General procedure for the Knoevenagel condensation of benzaldehyde and malononitrile

In a round-bottom flask (10 mL) equipped with a magnetic stirrer, a mixture of benzaldehyde (0.106 g, 1 mmol), malononitrile (0.073 g, 1.1 mmol) and H2O (2 mL) was well mixed at room temperature. Fe3O4@SiO2@CuO–Fe2O3 (30 mg) was then added and the resulting mixture was stirred for 4 min at reflux.
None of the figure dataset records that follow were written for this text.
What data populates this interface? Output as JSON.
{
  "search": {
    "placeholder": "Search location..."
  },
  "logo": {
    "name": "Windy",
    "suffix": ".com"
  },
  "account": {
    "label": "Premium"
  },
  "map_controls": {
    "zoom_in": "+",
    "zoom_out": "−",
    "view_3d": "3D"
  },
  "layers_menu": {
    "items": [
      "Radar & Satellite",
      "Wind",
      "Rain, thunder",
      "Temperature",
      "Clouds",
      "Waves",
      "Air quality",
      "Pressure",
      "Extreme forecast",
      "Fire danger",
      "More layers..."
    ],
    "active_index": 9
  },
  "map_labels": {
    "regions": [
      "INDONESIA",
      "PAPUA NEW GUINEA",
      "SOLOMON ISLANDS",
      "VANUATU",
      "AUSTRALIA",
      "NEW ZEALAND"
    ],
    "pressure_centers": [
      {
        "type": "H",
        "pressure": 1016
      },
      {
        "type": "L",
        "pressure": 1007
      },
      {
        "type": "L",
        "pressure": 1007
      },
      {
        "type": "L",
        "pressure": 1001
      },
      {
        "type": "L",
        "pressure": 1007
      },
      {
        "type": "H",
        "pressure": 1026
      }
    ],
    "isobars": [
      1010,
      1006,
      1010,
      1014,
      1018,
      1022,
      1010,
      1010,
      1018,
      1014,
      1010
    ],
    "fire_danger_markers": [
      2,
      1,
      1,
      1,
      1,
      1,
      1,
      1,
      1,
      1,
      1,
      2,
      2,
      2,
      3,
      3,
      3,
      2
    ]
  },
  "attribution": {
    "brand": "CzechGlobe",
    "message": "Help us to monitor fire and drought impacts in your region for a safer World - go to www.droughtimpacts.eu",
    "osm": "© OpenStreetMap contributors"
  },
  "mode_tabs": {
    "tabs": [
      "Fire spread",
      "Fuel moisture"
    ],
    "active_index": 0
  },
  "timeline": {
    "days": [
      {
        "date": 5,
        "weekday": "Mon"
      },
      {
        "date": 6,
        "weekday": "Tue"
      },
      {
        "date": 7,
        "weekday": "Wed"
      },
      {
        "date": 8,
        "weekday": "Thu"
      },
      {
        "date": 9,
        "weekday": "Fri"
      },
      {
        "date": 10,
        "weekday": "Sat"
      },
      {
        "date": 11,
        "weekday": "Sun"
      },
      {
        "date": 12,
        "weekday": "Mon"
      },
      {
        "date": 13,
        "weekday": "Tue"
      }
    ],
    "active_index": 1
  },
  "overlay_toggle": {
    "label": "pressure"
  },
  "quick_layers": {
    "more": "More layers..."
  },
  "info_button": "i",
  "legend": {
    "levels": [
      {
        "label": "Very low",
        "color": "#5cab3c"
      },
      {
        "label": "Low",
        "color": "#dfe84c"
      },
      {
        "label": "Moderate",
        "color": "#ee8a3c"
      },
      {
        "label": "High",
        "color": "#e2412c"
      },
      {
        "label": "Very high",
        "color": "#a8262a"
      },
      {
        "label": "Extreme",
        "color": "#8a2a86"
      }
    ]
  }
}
The progress of the reaction was monitored by TLC (eluent: EtOAc/n-hexane: 2/4). After completion of the reaction, the catalyst was separated by an external magnet and the reaction mixture was extracted with EtOAc (2 × 5 mL). The organic solution was then dried over anhydrous Na2SO4. Evaporation of the solvent afforded the pure benzylidenemalononitrile in 90% yield (0.139 g, Table 3, entry 1).

Conclusions

In this study, magnetic nanoparticles of immobilized CuO–Fe2O3 on silica-layered magnetite were synthesized. The magnetite mixed metal oxide was then characterized using FTIR, SEM, EDX, XRD, BET, TGA, DTG, VSM, TEM and ICP-OES analyses. The prepared Fe3O4@SiO2@CuO–Fe2O3 MNPs were successfully utilized in the Knoevenagel condensation of structurally diverse aromatic aldehydes and malononitrile in refluxing H2O. The corresponding benzylidenemalononitriles were obtained in high to excellent yields within 2–70 min. This method has several advantages, including high yields, short reaction times, mild reaction conditions, a simple separation and work-up procedure, and the use of H2O as a green and economical solvent. The catalyst can be reused for at least five consecutive cycles without significant loss of catalytic activity.